Nous avons créé un fichier KML contenant plusieurs types d'informations différents pour d'autres scientifiques, des enseignants et le grand public. La première rubrique, intitulée "For Travelers" (Pour les voyageurs), comporte des repères sur les principaux sites visités (comme le camping et le centre d'informations). La deuxième rubrique, "Learn About the Bristlecone Pine" (En savoir plus sur le pin Bristlecone), correspond à une visite pédagogique de l'écosystème des pins Bristlecone. Ici, les personnes intéressées peuvent en savoir plus sur la découverte des pins Bristlecone et sur la dendrochronologie. Elles peuvent également étudier les différences entre plusieurs bosquets de pins Bristlecone et explorer la limite supérieure des arbres. Il s'agit d'un bon exemple d'utilisation d'un fichier KML pour transmettre de nombreuses informations sur l'histoire naturelle d'une espèce. La troisième rubrique est intitulée "A Week of Field Research" (Une semaine de recherches sur le terrain). Elle détaille une semaine entièrement consacrée à des travaux sur le terrain avec notre équipe et montre l'importance de Google Earth dans notre activité quotidienne. Ici, nous fournissons des calques avec des liens vers plusieurs images de nos arbres, nous affichons un exemple de transect botanique, et nous décrivons la variété des pins Bristlecone en Californie, au Nevada et dans l'Utah. Enfin, la dernière rubrique concerne le centre de recherche White Mountain Research Station. Les utilisateurs peuvent explorer les quatre annexes du centre et trouver des liens vers certains des nombreux projets qui y sont menés.

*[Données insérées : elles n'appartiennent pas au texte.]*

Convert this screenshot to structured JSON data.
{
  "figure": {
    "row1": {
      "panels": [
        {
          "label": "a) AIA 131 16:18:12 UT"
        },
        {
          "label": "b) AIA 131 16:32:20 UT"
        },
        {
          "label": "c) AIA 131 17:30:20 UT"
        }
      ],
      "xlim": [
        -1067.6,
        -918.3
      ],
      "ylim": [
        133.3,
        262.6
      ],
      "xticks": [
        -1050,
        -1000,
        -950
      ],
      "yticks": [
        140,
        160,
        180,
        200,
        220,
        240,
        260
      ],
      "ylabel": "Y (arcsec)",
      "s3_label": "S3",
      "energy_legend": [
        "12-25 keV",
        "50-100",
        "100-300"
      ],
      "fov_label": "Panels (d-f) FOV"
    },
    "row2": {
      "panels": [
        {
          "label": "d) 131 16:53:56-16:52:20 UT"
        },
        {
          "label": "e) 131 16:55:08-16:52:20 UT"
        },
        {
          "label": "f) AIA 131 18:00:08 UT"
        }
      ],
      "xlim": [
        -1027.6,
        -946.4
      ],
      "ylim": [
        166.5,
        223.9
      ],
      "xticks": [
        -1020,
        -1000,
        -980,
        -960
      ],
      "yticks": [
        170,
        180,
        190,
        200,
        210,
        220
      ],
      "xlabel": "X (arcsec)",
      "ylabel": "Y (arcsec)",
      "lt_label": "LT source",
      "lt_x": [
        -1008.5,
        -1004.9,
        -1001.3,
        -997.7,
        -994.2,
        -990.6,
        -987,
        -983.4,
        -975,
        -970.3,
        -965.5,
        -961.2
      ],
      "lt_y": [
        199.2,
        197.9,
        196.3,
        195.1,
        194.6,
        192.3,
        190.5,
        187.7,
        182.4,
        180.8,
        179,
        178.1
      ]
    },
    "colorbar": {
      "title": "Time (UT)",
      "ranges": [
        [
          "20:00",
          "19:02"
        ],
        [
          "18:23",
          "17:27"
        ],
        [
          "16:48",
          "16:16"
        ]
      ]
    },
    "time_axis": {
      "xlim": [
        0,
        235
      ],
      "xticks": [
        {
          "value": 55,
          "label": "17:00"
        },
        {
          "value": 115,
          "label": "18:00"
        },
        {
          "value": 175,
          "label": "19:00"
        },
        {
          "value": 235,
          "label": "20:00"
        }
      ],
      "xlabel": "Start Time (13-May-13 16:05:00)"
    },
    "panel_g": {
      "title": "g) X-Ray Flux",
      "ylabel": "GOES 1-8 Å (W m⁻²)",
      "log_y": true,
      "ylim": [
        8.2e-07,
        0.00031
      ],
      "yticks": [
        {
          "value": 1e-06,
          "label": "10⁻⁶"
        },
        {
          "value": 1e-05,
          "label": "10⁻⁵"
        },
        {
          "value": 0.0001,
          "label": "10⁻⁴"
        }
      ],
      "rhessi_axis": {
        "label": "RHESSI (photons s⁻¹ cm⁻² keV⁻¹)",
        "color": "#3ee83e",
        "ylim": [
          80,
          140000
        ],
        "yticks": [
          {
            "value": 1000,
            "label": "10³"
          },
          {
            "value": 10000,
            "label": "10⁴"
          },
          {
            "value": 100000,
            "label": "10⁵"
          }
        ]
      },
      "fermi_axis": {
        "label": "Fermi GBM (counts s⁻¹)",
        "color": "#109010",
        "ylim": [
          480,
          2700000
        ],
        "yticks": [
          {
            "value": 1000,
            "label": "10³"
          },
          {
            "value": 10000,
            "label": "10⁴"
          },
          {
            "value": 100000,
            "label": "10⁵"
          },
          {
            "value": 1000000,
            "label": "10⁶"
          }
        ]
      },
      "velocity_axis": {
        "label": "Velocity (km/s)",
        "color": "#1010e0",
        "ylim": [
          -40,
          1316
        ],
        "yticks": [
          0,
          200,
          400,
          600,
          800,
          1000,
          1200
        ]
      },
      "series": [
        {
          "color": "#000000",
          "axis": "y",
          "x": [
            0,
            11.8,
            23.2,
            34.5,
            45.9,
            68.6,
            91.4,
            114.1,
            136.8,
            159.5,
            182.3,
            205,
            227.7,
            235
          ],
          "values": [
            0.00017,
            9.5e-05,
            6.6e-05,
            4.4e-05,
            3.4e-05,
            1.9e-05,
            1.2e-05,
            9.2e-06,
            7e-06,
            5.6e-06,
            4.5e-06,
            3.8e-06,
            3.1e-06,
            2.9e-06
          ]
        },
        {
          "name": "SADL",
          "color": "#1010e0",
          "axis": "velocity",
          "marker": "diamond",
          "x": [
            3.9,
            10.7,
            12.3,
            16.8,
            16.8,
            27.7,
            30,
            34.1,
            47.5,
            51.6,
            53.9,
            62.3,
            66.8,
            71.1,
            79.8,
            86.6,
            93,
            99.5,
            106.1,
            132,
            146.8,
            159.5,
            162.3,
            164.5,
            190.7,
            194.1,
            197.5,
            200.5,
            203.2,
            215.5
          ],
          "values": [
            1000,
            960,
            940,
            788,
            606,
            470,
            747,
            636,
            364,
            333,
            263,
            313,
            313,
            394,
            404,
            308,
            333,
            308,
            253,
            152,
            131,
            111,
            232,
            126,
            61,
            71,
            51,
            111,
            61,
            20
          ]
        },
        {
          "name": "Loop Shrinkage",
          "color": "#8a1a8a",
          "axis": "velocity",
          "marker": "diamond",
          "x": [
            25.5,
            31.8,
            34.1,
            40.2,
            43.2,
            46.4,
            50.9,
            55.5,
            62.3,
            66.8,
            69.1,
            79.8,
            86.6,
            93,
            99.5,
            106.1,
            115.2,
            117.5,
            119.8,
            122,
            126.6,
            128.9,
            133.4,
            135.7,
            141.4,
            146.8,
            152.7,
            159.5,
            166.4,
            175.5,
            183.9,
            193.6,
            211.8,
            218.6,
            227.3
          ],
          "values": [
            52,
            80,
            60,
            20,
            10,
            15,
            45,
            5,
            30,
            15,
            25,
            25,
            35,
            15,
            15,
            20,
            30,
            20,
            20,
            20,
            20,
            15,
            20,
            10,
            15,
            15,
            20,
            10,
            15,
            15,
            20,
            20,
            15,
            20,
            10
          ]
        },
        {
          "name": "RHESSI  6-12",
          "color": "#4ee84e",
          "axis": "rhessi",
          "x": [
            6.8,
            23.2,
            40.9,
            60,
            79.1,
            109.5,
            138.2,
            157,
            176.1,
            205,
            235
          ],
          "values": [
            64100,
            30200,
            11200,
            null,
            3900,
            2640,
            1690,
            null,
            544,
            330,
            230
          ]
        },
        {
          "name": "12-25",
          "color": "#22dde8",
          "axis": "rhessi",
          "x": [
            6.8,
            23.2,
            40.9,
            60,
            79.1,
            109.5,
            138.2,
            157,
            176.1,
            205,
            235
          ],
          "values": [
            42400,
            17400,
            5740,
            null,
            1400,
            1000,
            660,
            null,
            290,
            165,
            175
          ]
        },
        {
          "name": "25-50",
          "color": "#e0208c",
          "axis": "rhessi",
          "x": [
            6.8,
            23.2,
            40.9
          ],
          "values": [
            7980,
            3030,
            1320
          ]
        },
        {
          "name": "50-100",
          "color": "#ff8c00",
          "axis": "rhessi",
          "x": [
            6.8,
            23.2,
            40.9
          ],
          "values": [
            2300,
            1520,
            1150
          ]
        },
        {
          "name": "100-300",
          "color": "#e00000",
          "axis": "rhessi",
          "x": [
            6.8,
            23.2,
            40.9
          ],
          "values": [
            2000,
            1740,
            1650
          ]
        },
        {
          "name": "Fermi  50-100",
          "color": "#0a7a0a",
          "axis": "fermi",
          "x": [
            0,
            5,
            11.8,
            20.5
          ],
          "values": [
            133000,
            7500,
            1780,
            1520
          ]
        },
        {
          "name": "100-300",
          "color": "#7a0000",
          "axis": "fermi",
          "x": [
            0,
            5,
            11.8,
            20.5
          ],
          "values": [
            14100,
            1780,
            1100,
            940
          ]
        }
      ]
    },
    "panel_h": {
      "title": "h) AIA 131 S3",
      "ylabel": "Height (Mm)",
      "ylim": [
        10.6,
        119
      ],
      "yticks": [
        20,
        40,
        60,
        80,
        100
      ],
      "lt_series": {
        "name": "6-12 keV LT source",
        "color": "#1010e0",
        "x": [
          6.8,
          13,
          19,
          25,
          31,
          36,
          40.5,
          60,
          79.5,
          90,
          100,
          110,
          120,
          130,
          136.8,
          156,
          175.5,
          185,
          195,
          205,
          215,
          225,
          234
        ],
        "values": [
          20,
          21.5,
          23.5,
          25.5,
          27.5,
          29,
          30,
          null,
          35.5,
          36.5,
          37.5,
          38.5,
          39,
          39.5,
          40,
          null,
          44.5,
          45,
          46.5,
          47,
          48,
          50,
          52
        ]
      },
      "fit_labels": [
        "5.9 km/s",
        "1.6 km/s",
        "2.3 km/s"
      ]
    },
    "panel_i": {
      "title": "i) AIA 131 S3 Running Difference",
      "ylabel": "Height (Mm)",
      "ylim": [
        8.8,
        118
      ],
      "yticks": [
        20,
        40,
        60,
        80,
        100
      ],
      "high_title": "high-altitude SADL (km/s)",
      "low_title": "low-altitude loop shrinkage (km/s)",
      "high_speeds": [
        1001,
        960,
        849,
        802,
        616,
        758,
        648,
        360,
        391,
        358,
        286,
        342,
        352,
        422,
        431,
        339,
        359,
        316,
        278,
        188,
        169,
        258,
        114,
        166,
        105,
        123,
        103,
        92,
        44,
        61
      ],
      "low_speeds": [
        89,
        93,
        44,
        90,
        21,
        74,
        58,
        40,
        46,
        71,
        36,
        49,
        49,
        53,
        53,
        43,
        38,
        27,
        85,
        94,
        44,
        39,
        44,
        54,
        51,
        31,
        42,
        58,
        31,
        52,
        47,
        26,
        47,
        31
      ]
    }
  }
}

L'application Google Earth a facilité le travail quotidien de notre équipe sur le terrain. Elle permet de suivre une quantité importante de données spatiales en les rendant accessibles à un grand nombre de personnes d'horizons différents. Voici quelques-uns des enseignements que nous avons tirés de ce projet :

  • Utilisez plusieurs niveaux de dossiers pour organiser vos données. Si vous souhaitez suivre des centaines de points, de chemins et de polygones, cela vous permettra de tout organiser et de raccourcir la barre de défilement de la fenêtre lorsque vous développerez des dossiers.

  • Importez des icônes personnalisées pour repérer les points proches les uns des autres si les icônes Google Earth standards sont trop grandes et trop nombreuses.

  • Google Earth Pro offre d'excellentes fonctionnalités, comme la possibilité de dessiner des polygones et d'importer des fichiers de forme, mais d'autres versions permettent aussi d'effectuer un grand nombre des actions décrites ci-dessus.

  • Découvrez les programmes tiers permettant d'importer et d'exporter des fichiers KML. MacGPS Pro et KMLer sont des programmes simples et peu onéreux qui nous ont aidés à gérer les données, mais il en existe beaucoup d'autres.

  • Ne craignez pas de placer des points, de les enregistrer au format KML et d'envoyer le fichier par e-mail à vos collègues lorsque vous essayez de décrire des emplacements sur le terrain.

Pour résumer, si vous n'avez encore jamais utilisé de logiciels de cartographie, vous ne trouverez pas de méthode de gestion et de partage de vos données spatiales plus simple que celle-ci. Si vous avez l'habitude d'utiliser des plates-formes SIG plus traditionnelles, je vous recommande d'essayer Google Earth pour accélérer l'affichage et le partage de vos données.

Dans cette vidéo, découvrez comment le groupe de chercheurs a documenté les transects à l'aide de Google Earth.

Impact

Google Earth nous a été extrêmement utile pour nos recherches, et nous l'avons utilisé au quotidien. Son principal avantage, c'est qu'il peut être facilement utilisé par plusieurs personnes, y compris des étudiants en licence et des bénévoles. De plus, l'utilisation de fichiers KML a permis à l'équipe d'échanger facilement des données entre les systèmes d'exploitation Mac et PC. Ce système offre également une certaine souplesse, car il permet d'imprimer rapidement des cartes et des photos, et de transférer le nombre croissant de points de cheminement depuis et vers les différents GPS.

Le fichier KML Bristlecone Pine Research permet au grand public d'explorer la région des White Mountains et de découvrir ses arbres uniques.